Located along one of the busiest east-west thoroughfares through the city, this project combines two unexpected programs: a private law practice and a chapel.
With an affinity for modernist works by Kahn, Breuer, and Corbusier, the client — an ordained minister and attorney-at-law — desired a place that is both welcoming and mysterious. Its corner site mediates between two realms: the fast-paced commercial district and the quiet neighborhood.
Avoiding the typical suburban approach, the modest program is organized to strengthen the street edge, place parking in the back, and preserve existing old-growth trees.

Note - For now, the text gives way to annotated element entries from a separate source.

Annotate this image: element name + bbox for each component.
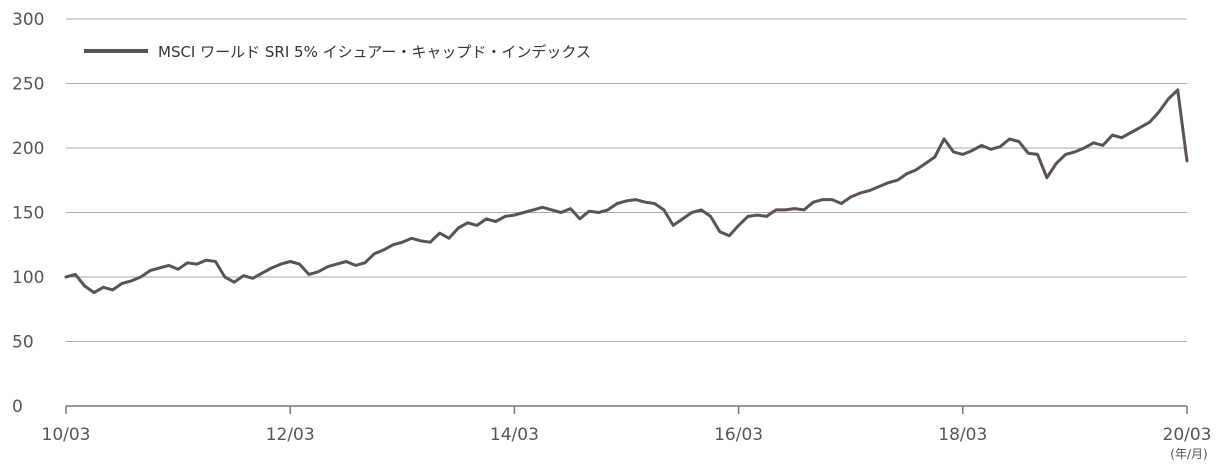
- y-tick-label-150: 150: [12, 204, 44, 224]
- x-tick-label-10-03: 10/03: [42, 425, 91, 445]
- y-axis-ticks: 0 50 100 150 200 250 300: [12, 10, 44, 417]
- y-tick-label-50: 50: [12, 333, 34, 353]
- x-tick-label-12-03: 12/03: [266, 425, 315, 445]
- x-tick-label-20-03: 20/03: [1163, 425, 1212, 445]
- y-tick-label-200: 200: [12, 139, 44, 159]
- x-axis: 10/03 12/03 14/03 16/03 18/03 20/03: [42, 405, 1212, 445]
- gridlines: [66, 18, 1187, 342]
- x-tick-label-14-03: 14/03: [490, 425, 539, 445]
- y-tick-label-250: 250: [12, 75, 44, 95]
- y-tick-label-0: 0: [12, 397, 23, 417]
- x-tick-label-18-03: 18/03: [938, 425, 987, 445]
- x-tick-label-16-03: 16/03: [714, 425, 763, 445]
- series-line-0: [64, 88, 1189, 294]
- series-lines: [64, 88, 1189, 294]
- legend: MSCI ワールド SRI 5% イシュアー・キャップド・インデックス: [84, 43, 591, 61]
- y-tick-label-100: 100: [12, 268, 44, 288]
- legend-label: MSCI ワールド SRI 5% イシュアー・キャップド・インデックス: [158, 43, 591, 61]
- y-tick-label-300: 300: [12, 10, 44, 30]
- x-axis-unit-label: (年/月): [1170, 447, 1207, 461]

The law office resides in a low-slung pavilion with a broad overhang and vertical fins shading south-facing floor-to-ceiling glass. The chapel anchors the corner as a white cubic volume elevated above the brick base and devoid of religious iconography.

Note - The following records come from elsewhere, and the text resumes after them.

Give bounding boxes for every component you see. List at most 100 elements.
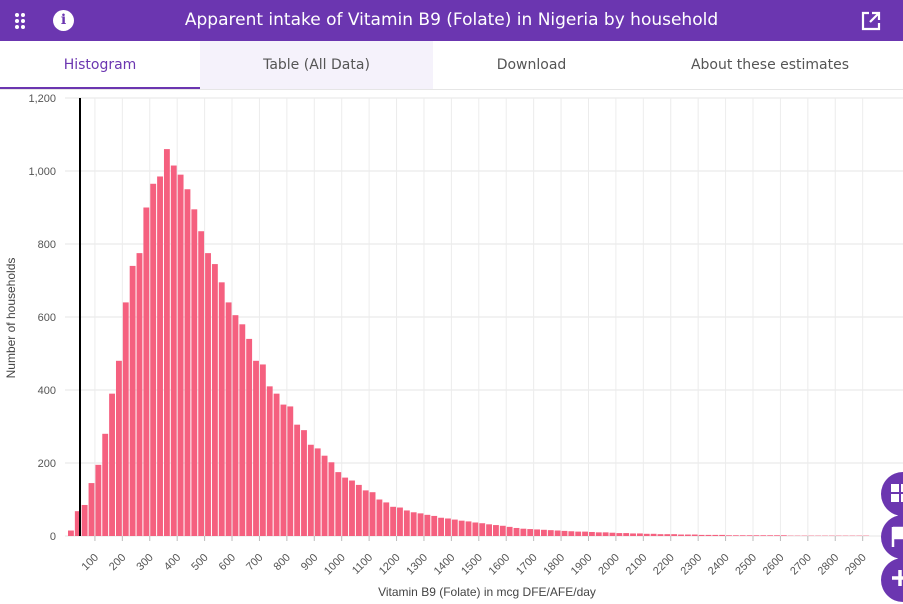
histogram-bar — [520, 528, 527, 536]
histogram-bar — [376, 499, 383, 536]
histogram-bar — [739, 535, 746, 536]
histogram-bar — [136, 253, 143, 536]
x-tick-label: 900 — [299, 552, 320, 573]
histogram-bar — [397, 507, 403, 536]
x-tick-label: 1500 — [459, 552, 485, 578]
histogram-bar — [445, 518, 451, 536]
info-icon[interactable]: i — [53, 10, 74, 31]
histogram-bar — [438, 517, 445, 536]
histogram-bar — [239, 324, 246, 536]
histogram-bar — [595, 532, 602, 536]
x-tick-label: 2700 — [788, 552, 814, 578]
flag-fab[interactable] — [881, 515, 903, 559]
histogram-bar — [342, 477, 349, 536]
x-tick-label: 200 — [107, 552, 128, 573]
y-tick-label: 1,200 — [28, 93, 56, 105]
histogram-bar — [307, 444, 314, 536]
histogram-bar — [534, 529, 540, 536]
apps-grid-icon[interactable] — [14, 12, 32, 30]
histogram-bar — [355, 484, 362, 536]
histogram-bar — [417, 513, 424, 536]
histogram-bar — [205, 253, 211, 536]
histogram-bar — [191, 209, 198, 536]
histogram-bar — [582, 531, 588, 536]
histogram-bar — [184, 189, 191, 536]
histogram-bar — [609, 532, 616, 536]
histogram-bar — [431, 515, 438, 536]
dashboard-icon — [891, 484, 903, 502]
x-tick-label: 2800 — [816, 552, 842, 578]
x-tick-label: 2200 — [651, 552, 677, 578]
histogram-bar — [314, 448, 321, 536]
histogram-bar — [362, 490, 369, 536]
histogram-bar — [74, 511, 81, 536]
histogram-bar — [630, 533, 636, 536]
x-tick-label: 2100 — [624, 552, 650, 578]
y-tick-label: 200 — [38, 458, 56, 470]
histogram-bar — [623, 533, 630, 536]
histogram-bar — [684, 534, 691, 536]
histogram-bar — [486, 524, 493, 536]
histogram-bar — [115, 360, 122, 536]
histogram-bar — [691, 534, 698, 536]
histogram-bar — [321, 455, 328, 536]
histogram-bar — [588, 531, 595, 536]
x-tick-label: 2300 — [678, 552, 704, 578]
histogram-bar — [328, 462, 335, 536]
histogram-bar — [712, 534, 719, 536]
x-tick-label: 700 — [244, 552, 265, 573]
x-tick-label: 600 — [217, 552, 238, 573]
y-axis-label: Number of households — [4, 258, 18, 379]
x-tick-label: 1800 — [541, 552, 567, 578]
histogram-bar — [767, 535, 774, 536]
x-tick-label: 1700 — [514, 552, 540, 578]
histogram-bar — [410, 512, 417, 536]
x-tick-label: 2900 — [843, 552, 869, 578]
histogram-bar — [527, 529, 534, 536]
x-tick-label: 2000 — [596, 552, 622, 578]
histogram-bar — [335, 472, 342, 536]
histogram-bar — [493, 525, 499, 536]
histogram-bar — [719, 534, 726, 536]
histogram-chart: 0 200 400 600 800 1,000 1,200 100 200 300 400 500 60… — [4, 93, 903, 599]
x-tick-label: 500 — [189, 552, 210, 573]
x-tick-label: 2600 — [761, 552, 787, 578]
histogram-bar — [746, 535, 753, 536]
x-tick-label: 300 — [134, 552, 155, 573]
histogram-bar — [177, 174, 184, 536]
histogram-bar — [554, 530, 561, 536]
y-tick-label: 1,000 — [28, 166, 56, 178]
histogram-bar — [547, 530, 554, 536]
y-tick-label: 400 — [38, 385, 56, 397]
histogram-bar — [129, 265, 136, 536]
add-icon — [892, 570, 903, 586]
add-fab[interactable] — [881, 558, 903, 602]
x-tick-label: 2400 — [706, 552, 732, 578]
x-tick-label: 2500 — [733, 552, 759, 578]
tab-table-all-data[interactable]: Table (All Data) — [200, 41, 433, 89]
histogram-bar — [568, 531, 575, 536]
histogram-bar — [732, 535, 739, 536]
app-header: i Apparent intake of Vitamin B9 (Folate)… — [0, 0, 903, 41]
tab-histogram[interactable]: Histogram — [0, 41, 200, 89]
histogram-bar — [678, 534, 684, 536]
histogram-bar — [211, 264, 218, 536]
histogram-bar — [650, 533, 657, 536]
histogram-bar — [698, 534, 705, 536]
histogram-bar — [664, 534, 671, 536]
dashboard-fab[interactable] — [881, 472, 903, 516]
histogram-bar — [266, 386, 273, 536]
histogram-bar — [602, 532, 609, 536]
tab-about-these-estimates[interactable]: About these estimates — [690, 57, 850, 73]
histogram-bar — [157, 176, 163, 536]
histogram-bar — [506, 526, 513, 536]
histogram-bar — [540, 529, 547, 536]
histogram-bar — [259, 364, 266, 536]
histogram-bar — [150, 183, 157, 536]
open-external-icon[interactable] — [861, 11, 881, 31]
tab-download[interactable]: Download — [496, 57, 567, 73]
histogram-bar — [369, 492, 376, 536]
histogram-bar — [143, 207, 150, 536]
histogram-bar — [253, 360, 259, 536]
histogram-bar — [68, 530, 74, 536]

The chapel interior offers an unexpected volume, seemingly carved from the solid white cube. It limits views to the landscape, framing preserved treetops and sky instead, admitting daylight from above. A game of symmetry versus asymmetry is played throughout the project, enticing visitors to wonder.
Carbon-consciousness, occupant well-being, and budget-awareness dominated decision making. Steel is avoided, focusing on wood, brick, stucco, and glass. Despite a low window to wall ratio of only 15%. the interior space is well daylit with soft ambient light, achieving spatial daylight autonomy of 90% with direct sun limited early morning or late afternoon beams in the chapel. Native grasses and bio-swales improve stormwater quality on site.